WALLINGFORD — A bill that would establish a way to handle complaints against cemetery sextons is making its way through the state legislature.
State Rep. Craig Fishbein, R-Wallingford, introduced the original bill, which was referred to the Judiciary Committee as HB 7315 in January. It would amend state statues to say complaints alleging sextons violated their duties in processing cemetery-related permits and records would be filed in probate court.
Currently, sextons are subject to a fine capped at $100 per day if they don’t file records within the set timeframe.

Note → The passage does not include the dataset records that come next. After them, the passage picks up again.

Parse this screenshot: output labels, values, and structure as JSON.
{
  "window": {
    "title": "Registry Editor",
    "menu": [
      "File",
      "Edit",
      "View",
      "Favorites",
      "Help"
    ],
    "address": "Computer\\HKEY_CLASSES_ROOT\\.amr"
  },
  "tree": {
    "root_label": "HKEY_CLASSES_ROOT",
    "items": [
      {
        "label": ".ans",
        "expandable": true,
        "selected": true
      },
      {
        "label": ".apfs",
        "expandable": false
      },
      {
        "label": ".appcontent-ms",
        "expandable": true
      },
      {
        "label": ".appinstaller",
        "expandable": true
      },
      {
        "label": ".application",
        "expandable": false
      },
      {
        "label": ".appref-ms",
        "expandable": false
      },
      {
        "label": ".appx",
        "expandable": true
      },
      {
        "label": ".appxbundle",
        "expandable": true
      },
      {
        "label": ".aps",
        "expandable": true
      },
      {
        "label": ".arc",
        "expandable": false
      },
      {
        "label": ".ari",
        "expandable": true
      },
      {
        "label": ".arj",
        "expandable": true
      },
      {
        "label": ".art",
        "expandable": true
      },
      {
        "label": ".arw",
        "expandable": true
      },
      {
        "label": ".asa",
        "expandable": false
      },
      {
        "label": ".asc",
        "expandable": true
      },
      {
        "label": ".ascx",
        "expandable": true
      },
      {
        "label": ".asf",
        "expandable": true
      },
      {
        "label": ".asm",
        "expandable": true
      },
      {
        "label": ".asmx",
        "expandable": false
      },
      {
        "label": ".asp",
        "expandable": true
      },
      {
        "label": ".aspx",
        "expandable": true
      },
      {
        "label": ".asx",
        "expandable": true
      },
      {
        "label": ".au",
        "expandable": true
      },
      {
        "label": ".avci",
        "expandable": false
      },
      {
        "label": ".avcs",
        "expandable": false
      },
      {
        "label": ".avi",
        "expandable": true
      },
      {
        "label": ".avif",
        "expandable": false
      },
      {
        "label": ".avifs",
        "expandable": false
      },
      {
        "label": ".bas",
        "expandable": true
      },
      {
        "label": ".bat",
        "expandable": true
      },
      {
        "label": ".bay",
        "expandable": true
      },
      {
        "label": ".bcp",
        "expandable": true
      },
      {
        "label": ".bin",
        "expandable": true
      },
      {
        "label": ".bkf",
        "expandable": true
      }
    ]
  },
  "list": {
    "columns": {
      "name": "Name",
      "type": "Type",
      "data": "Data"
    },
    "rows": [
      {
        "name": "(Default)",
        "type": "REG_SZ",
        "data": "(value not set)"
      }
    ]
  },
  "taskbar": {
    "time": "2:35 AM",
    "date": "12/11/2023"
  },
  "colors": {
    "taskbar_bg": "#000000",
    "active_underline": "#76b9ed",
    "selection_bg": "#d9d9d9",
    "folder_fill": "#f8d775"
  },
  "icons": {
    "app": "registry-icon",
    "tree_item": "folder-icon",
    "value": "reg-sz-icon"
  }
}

However, the law is murky on the agency that issues the fines.
Fishbein said Tuesday that William Comerford, a former member of the Center Street Cemetery Association, brought the issue to his attention.

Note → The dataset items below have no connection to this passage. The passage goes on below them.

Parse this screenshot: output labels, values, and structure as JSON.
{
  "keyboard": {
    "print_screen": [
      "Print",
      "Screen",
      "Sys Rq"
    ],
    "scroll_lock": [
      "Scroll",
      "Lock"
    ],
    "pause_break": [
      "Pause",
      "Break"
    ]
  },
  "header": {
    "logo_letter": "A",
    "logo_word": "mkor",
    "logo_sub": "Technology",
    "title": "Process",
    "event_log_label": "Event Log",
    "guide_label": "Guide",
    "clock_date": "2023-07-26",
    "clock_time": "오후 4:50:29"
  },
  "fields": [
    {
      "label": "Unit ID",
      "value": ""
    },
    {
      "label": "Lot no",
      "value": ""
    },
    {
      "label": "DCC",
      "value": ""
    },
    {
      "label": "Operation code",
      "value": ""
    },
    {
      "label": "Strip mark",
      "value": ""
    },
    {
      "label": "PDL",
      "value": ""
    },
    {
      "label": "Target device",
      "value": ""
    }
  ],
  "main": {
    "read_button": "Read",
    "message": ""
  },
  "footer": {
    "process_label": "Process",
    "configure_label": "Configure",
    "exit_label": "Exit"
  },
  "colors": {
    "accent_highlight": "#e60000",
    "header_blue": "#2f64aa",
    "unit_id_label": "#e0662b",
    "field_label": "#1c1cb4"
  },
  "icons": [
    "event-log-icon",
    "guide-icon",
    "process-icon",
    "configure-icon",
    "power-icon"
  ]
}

Fishbein is Comerford’s attorney in a Freedom of Information Commission complaint involving access to Center Street Cemetery records.

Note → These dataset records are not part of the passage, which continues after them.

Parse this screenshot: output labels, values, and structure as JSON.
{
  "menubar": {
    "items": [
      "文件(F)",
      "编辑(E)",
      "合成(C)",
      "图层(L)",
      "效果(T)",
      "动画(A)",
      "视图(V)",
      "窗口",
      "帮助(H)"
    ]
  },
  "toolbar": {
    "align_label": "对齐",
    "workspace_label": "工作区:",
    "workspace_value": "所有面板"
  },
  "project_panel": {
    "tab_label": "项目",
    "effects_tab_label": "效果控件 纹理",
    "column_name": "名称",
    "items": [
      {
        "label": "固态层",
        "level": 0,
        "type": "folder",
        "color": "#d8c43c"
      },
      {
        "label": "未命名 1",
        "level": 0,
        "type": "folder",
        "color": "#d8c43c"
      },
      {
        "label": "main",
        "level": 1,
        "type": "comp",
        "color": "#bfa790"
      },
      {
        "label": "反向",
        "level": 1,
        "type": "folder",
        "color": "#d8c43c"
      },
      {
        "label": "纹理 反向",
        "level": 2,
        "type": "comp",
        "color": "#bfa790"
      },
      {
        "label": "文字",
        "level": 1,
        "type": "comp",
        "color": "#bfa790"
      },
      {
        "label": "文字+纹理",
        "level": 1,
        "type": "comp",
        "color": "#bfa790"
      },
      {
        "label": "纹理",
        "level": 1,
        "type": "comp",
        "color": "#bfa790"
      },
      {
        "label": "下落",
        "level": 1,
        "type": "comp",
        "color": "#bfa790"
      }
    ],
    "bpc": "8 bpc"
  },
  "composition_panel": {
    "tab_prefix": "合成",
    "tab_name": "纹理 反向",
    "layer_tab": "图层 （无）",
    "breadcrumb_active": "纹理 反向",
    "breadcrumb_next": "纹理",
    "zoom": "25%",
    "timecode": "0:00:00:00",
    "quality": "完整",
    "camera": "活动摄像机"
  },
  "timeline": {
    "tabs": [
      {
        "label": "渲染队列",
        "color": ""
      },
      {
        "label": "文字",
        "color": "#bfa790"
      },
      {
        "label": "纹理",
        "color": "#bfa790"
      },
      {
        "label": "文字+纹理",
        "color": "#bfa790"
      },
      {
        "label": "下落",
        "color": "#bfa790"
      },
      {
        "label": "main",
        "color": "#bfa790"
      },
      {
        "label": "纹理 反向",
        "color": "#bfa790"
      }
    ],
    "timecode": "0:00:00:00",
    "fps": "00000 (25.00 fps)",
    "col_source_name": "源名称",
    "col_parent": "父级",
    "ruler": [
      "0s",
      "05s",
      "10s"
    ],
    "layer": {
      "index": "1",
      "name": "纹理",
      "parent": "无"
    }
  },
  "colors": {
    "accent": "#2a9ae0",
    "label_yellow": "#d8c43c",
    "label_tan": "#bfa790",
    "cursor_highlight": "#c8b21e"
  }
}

Comerford claims the cemetery association violated the Freedom of Information Act when officials denied his April 2018 request to review documents and emails created by the agency, saying the association is the “functioning equivalent of a public agency,” according to the complaint.
A hearing officer, though, has recommended that the Freedom of Information Commission dismiss the complaint at its meeting today, saying the cemetery association shouldn’t be considered the functionioning equivalent of a public agency.
Town Clerk Barbara Thompson, who was asked to testify during a January hearing for the FOIA complaint and provide certain records, said Tuesday that she told the hearing officer the records in question were never filed with her office. She also said she can’t compel officials to file records.
“I would support the bill because I think it would take the responsibility out of the clerk’s office,” she said. “Maybe it would encourage more expedient record filing.”
Bob Devaney, Center Street Cemetery superintendent, said Tuesday his attorney told him not to comment.
The Center Street Cemetery, established in 1683, is the burial site of many influential figures in the town's history. It was listed on the National Register of Historic Places in 1997.
The cemetery association was founded in 1911 and receives the majority of its annual funding from the town.
Comerford said Tuesday that he could not find a clear answer when searching for the authority that would enforce the statue and issue the fines for failing to file records.